A Reforma Tributária sobre o consumo iniciará sua fase de transição em janeiro de 2026, trazendo mudanças profundas para empresas de todos os setores especialmente para o agronegócio. Até 2032, tributos como PIS/Cofins, IPI, ISS e ICMS serão gradualmente substituídos pela CBS, IBS e pelo Imposto Seletivo.
Para que sua fazenda ou agroindústria faça uma adaptação segura, é fundamental se planejar desde já. Neste artigo, reunimos 5 dicas essenciais para que você se adeque ao novo regime tributário, minimize riscos e evite penalidades do fisco.
1. Estude a LCP 214/2025 e entenda o enquadramento do seu agronegócio
O primeiro passo é compreender as regras da Lei Complementar 214/2025, responsável por instituir a CBS, IBS e o Imposto Seletivo, além de criar o Comitê Gestor do IBS e ajustar a legislação tributária.
Ao analisar o texto legal, você deve:
- Identificar benefícios fiscais aplicáveis à sua operação.
- Verificar possíveis aumentos de custos e impactos na cadeia.
- Conferir a lista de produtos e insumos com redução de 60% das alíquotas.
- Avaliar se algum item possui isenção ou crédito presumido.
- Confirmar a classificação fiscal (NCM) de todos os produtos.
Atenção: Parte das regras ainda depende de regulamentação e análise do Congresso, como o diferimento do crédito presumido ao produtor rural não contribuinte.
Faça uma leitura inicial, destaque os pontos críticos e recorra a especialistas quando necessário. Isso evitará interpretações equivocadas e decisões precipitadas.
2. Atualize o cadastro fiscal e mantenha todas as informações corretas
Para ter direito a créditos, gerar notas fiscais corretamente e atender às novas exigências da reforma, é essencial que o cadastro fiscal da sua empresa esteja atualizado.
Revise dados como:
- NCM dos produtos
- CST/CSOSN (código de tributação)
- CNAE da atividade
Organize os documentos de forma digital ou manual. Um cadastro fiscal incorreto pode resultar em perda de créditos, erros de faturamento e até penalidades.
3. Planeje o fluxo de caixa: prepare-se para o Split Payment
A partir de 2027, a Reforma Tributária trará um dos dispositivos mais impactantes: o Split Payment. Nesse modelo, ao comprar um insumo, cerca de 26,5% do valor será automaticamente destinado ao recolhimento do CBS e IBS.
Isso significa:
- Menos controle direto sobre o pagamento dos impostos.
- Necessidade de atualizar sistemas internos e investir em tecnologia.
- Possível impacto no capital de giro e no planejamento financeiro.
Para mitigar riscos, utilize sistemas de gestão (ERP) que permitam:
- Projetar diferentes cenários tributários;
- Controlar entradas e saídas com precisão;
- Adaptar o fluxo de caixa ao novo modelo.
4. Monitore mensalmente o faturamento para manter o enquadramento correto
Segundo a LCP 214/2025, o produtor rural com faturamento anual até R$ 3,6 milhões ficará isento de CBS/IBS, mesmo gerando crédito presumido aos adquirentes um grande diferencial competitivo.
Mas é fundamental monitorar:
- O teto de R$ 3,6 milhões
- O limite adicional de 20% definido pela Receita Federal
- A atualização anual do valor pelo IPCA
Se o faturamento ultrapassar o limite, o produtor passa ao regime geral já no segundo mês subsequente, o que exige acompanhamento mensal detalhado.
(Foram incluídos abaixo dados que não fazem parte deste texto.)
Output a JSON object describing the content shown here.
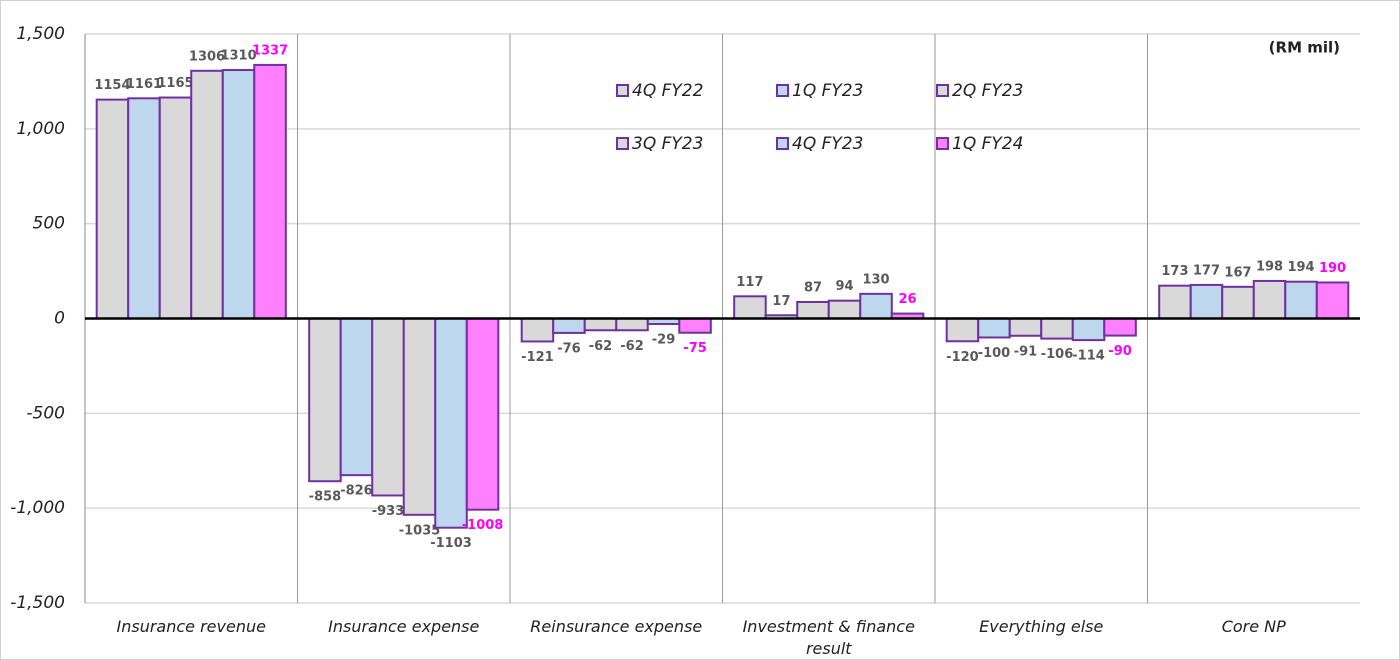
{
  "chart_data": {
    "type": "bar",
    "annotation": "(RM mil)",
    "categories": [
      "Insurance revenue",
      "Insurance expense",
      "Reinsurance expense",
      "Investment & finance result",
      "Everything else",
      "Core NP"
    ],
    "series": [
      {
        "name": "4Q FY22",
        "color": "#d9d9d9",
        "values": [
          1154,
          -858,
          -121,
          117,
          -120,
          173
        ]
      },
      {
        "name": "1Q FY23",
        "color": "#bdd7ee",
        "values": [
          1161,
          -826,
          -76,
          17,
          -100,
          177
        ]
      },
      {
        "name": "2Q FY23",
        "color": "#d9d9d9",
        "values": [
          1165,
          -933,
          -62,
          87,
          -91,
          167
        ]
      },
      {
        "name": "3Q FY23",
        "color": "#d9d9d9",
        "values": [
          1306,
          -1035,
          -62,
          94,
          -106,
          198
        ]
      },
      {
        "name": "4Q FY23",
        "color": "#bdd7ee",
        "values": [
          1310,
          -1103,
          -29,
          130,
          -114,
          194
        ]
      },
      {
        "name": "1Q FY24",
        "color": "#ff80ff",
        "values": [
          1337,
          -1008,
          -75,
          26,
          -90,
          190
        ]
      }
    ],
    "bar_border_color": "#7030a0",
    "ylim": [
      -1500,
      1500
    ],
    "yticks": [
      {
        "value": -1500,
        "label": "-1,500"
      },
      {
        "value": -1000,
        "label": "-1,000"
      },
      -500,
      0,
      500,
      {
        "value": 1000,
        "label": "1,000"
      },
      {
        "value": 1500,
        "label": "1,500"
      }
    ],
    "grid": true,
    "legend": "top-center"
  }
}
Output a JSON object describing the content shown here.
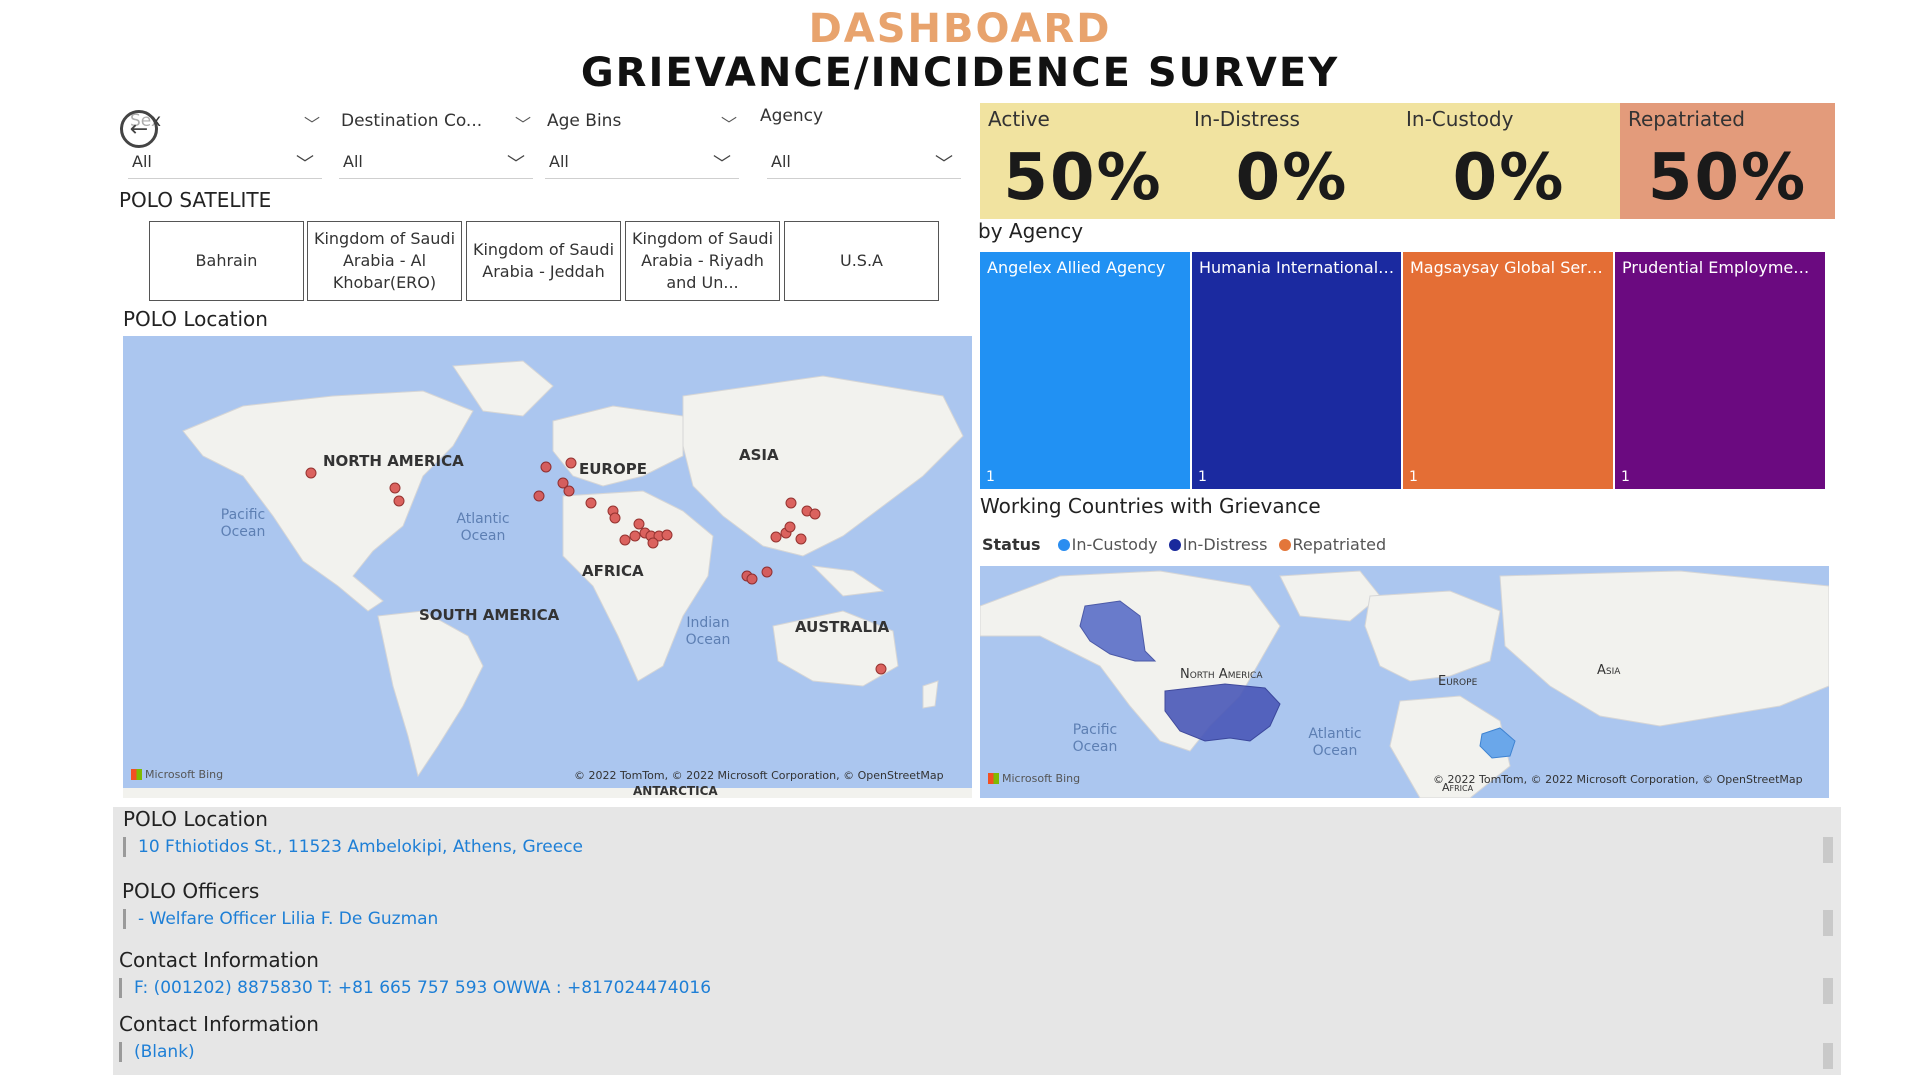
{
  "header": {
    "title": "DASHBOARD",
    "subtitle": "GRIEVANCE/INCIDENCE SURVEY"
  },
  "slicers": [
    {
      "label": "Sex",
      "value": "All"
    },
    {
      "label": "Destination Co...",
      "value": "All"
    },
    {
      "label": "Age Bins",
      "value": "All"
    },
    {
      "label": "Agency",
      "value": "All"
    }
  ],
  "polo_satelite": {
    "title": "POLO SATELITE",
    "buttons": [
      "Bahrain",
      "Kingdom of Saudi Arabia - Al Khobar(ERO)",
      "Kingdom of Saudi Arabia - Jeddah",
      "Kingdom of Saudi Arabia - Riyadh and Un...",
      "U.S.A"
    ]
  },
  "polo_map": {
    "title": "POLO Location",
    "labels": {
      "north_america": "NORTH AMERICA",
      "europe": "EUROPE",
      "asia": "ASIA",
      "africa": "AFRICA",
      "south_america": "SOUTH AMERICA",
      "australia": "AUSTRALIA",
      "antarctica": "ANTARCTICA",
      "pacific": "Pacific Ocean",
      "atlantic": "Atlantic Ocean",
      "indian": "Indian Ocean"
    },
    "attribution": "© 2022 TomTom, © 2022 Microsoft Corporation, © OpenStreetMap",
    "bing": "Microsoft Bing",
    "marker_color": "#d9534f"
  },
  "kpis": [
    {
      "label": "Active",
      "value": "50%",
      "color": "#f1e3a0"
    },
    {
      "label": "In-Distress",
      "value": "0%",
      "color": "#f1e3a0"
    },
    {
      "label": "In-Custody",
      "value": "0%",
      "color": "#f1e3a0"
    },
    {
      "label": "Repatriated",
      "value": "50%",
      "color": "#e39b7b"
    }
  ],
  "agency": {
    "title": "by Agency",
    "tiles": [
      {
        "label": "Angelex Allied Agency",
        "count": "1",
        "color": "#2191f3"
      },
      {
        "label": "Humania International ...",
        "count": "1",
        "color": "#1b2aa0"
      },
      {
        "label": "Magsaysay Global Serv...",
        "count": "1",
        "color": "#e46e35"
      },
      {
        "label": "Prudential Employment...",
        "count": "1",
        "color": "#6b0a80"
      }
    ]
  },
  "working_countries": {
    "title": "Working Countries with Grievance",
    "legend_title": "Status",
    "legend": [
      {
        "label": "In-Custody",
        "color": "#2a8df0"
      },
      {
        "label": "In-Distress",
        "color": "#1a2a9c"
      },
      {
        "label": "Repatriated",
        "color": "#e3763a"
      }
    ],
    "labels": {
      "north_america": "North America",
      "europe": "Europe",
      "asia": "Asia",
      "africa": "Africa",
      "pacific": "Pacific Ocean",
      "atlantic": "Atlantic Ocean"
    },
    "attribution": "© 2022 TomTom, © 2022 Microsoft Corporation, © OpenStreetMap",
    "bing": "Microsoft Bing"
  },
  "info": [
    {
      "title": "POLO Location",
      "value": "10 Fthiotidos St., 11523 Ambelokipi, Athens, Greece"
    },
    {
      "title": "POLO Officers",
      "value": "- Welfare Officer Lilia F. De Guzman"
    },
    {
      "title": "Contact Information",
      "value": "F: (001202) 8875830 T: +81 665 757 593 OWWA : +817024474016"
    },
    {
      "title": "Contact Information",
      "value": "(Blank)"
    }
  ]
}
Sistemas ERP com dashboards de faturamento são essenciais para evitar surpresas e mudanças repentinas de regime.
5. Conte com suporte contábil e jurídico especializado no agronegócio
Para uma transição segura, é imprescindível trabalhar com profissionais que conheçam:
- A legislação da reforma (LCP 214/2025)
- Particularidades tributárias do agronegócio
- Integração com sistemas ERP
- Regras do Split Payment e do novo IVA dual
Além disso, o Projeto de Lei Complementar 108/2024 ainda em discussão define diversas penalidades relacionadas ao IBS, como:
- Multas por descumprimento de obrigações acessórias
- Penalidades de até 100% do IBS devido
- Multas por obrigação principal de até 75% do valor não declarado
A falta de orientação pode gerar riscos financeiros significativos.